Innovator: Grant Farrand

Watching TV sometimes pays off. Grant Farrand caught a segment on 60 Minutes a few years ago that highlighted car passengers’ vulnerability to injuries from rear-end collisions. In 1990 more than 1,100 people died and 1,600 sustained serious injuries because their seats collapsed backward when they were bumped from behind, according to the National Highway Traffic Safety Administration.

The issue wasn’t new to the 41-year-old vice president for safety compliance engineering at Starcraft Automotive in Goshen, Indiana. Farrand had already considered reinforcing seat backs with steel rods, a solution pioneered by Daimler Benz, but dismissed them as too heavy and costly.
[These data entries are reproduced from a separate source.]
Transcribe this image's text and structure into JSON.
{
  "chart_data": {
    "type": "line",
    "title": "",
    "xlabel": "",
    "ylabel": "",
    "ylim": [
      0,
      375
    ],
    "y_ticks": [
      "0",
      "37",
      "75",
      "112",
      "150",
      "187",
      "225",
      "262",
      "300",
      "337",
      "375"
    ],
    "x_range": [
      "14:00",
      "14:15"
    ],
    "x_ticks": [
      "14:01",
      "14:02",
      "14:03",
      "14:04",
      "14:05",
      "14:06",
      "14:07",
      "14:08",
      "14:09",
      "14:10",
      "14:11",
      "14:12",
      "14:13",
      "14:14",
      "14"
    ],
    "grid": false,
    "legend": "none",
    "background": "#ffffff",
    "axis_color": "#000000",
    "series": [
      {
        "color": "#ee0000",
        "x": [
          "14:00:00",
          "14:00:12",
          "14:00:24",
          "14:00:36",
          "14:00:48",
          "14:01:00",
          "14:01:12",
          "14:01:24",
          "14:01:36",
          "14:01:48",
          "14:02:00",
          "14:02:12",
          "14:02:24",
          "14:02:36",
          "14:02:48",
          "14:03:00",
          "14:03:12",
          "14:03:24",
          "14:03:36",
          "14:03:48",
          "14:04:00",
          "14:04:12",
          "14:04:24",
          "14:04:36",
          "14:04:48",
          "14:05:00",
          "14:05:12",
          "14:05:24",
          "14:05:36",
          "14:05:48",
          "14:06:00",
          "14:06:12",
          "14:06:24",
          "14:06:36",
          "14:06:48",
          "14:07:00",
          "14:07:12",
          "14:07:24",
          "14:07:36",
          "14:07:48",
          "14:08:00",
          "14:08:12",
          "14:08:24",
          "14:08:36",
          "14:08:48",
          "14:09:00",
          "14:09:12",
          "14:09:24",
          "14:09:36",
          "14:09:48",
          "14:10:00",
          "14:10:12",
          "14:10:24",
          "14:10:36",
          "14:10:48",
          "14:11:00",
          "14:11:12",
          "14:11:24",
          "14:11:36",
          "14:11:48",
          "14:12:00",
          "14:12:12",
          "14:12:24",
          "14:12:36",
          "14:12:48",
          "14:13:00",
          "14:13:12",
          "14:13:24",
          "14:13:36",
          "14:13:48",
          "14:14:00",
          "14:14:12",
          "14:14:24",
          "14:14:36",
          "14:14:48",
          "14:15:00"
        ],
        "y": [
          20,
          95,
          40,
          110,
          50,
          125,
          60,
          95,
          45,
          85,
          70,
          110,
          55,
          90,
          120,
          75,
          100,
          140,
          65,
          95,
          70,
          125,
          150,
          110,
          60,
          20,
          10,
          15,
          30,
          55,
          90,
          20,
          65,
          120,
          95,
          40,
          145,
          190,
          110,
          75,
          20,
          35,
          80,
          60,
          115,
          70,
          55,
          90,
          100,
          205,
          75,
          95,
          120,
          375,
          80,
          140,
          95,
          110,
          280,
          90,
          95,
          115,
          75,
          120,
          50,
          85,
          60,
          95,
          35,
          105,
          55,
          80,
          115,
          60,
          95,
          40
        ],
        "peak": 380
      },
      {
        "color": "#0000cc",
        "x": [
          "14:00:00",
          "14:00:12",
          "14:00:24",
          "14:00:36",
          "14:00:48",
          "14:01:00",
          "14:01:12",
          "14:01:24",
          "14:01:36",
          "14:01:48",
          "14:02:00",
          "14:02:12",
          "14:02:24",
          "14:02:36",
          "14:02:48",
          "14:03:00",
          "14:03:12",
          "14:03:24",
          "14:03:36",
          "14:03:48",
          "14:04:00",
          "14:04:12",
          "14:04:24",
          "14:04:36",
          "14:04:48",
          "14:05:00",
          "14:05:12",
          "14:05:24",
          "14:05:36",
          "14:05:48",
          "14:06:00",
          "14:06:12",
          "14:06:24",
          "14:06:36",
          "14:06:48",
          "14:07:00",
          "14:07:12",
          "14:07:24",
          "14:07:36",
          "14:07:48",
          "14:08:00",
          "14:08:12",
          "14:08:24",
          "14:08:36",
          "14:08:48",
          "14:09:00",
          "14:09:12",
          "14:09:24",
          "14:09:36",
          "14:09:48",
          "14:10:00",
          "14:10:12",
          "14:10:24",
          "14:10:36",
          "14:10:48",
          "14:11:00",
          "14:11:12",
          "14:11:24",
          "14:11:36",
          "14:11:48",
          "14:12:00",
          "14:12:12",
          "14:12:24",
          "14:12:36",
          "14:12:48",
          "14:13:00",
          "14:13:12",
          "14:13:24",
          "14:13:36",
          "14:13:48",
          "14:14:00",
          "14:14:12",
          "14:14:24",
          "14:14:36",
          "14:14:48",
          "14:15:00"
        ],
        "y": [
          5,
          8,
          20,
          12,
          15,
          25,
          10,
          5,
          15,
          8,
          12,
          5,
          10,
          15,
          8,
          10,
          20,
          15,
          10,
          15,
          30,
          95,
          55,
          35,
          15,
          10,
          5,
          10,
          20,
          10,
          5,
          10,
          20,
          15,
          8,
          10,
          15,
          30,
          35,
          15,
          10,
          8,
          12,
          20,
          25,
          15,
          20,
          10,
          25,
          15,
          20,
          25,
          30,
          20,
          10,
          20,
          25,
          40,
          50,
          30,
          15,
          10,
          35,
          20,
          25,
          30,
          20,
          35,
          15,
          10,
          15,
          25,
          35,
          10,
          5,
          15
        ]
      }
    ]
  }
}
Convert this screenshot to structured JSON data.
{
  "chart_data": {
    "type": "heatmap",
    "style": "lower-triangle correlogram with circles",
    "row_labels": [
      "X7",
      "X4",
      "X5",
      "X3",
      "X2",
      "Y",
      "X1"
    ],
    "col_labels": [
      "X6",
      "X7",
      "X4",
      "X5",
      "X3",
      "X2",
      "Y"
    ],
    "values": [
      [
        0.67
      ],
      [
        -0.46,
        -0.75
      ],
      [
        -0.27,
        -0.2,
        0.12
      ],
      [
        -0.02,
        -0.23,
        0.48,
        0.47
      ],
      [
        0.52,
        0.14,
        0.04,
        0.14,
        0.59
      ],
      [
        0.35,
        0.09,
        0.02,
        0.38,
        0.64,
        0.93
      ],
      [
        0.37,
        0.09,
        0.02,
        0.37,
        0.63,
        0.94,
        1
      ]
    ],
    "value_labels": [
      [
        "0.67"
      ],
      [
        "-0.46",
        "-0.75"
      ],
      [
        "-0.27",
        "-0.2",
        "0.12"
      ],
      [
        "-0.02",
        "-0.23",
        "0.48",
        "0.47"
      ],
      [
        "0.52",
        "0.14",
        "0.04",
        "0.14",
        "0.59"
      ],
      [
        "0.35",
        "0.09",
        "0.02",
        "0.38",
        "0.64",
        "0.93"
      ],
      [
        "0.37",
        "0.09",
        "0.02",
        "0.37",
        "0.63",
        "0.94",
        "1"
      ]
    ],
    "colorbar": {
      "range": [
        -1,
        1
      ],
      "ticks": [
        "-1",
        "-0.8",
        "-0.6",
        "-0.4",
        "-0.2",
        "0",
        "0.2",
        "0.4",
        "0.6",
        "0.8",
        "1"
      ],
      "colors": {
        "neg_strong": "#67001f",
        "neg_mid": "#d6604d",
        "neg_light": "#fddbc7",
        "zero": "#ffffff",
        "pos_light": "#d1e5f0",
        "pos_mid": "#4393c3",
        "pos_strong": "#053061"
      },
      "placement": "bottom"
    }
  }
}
The television program, however, triggered a simpler idea: if a conventional seat belt and shoulder harness keep passengers from being thrown forward in a head-on collision, why not simply put another seat belt behind the seat that keeps them from getting thrown backward if the seat collapses?

The design was so simple, Farrand wondered why nobody had thought of it before. It’s a true seat belt, Farrand says. When a prototype survived independent testing, Starcraft applied for a patent. Farrand, who has since taken a job as vice president of General Testing Laboratory, estimates that it would cost less than $15 to include the belt in mass- produced cars, but so far auto manufacturers haven’t licensed the invention.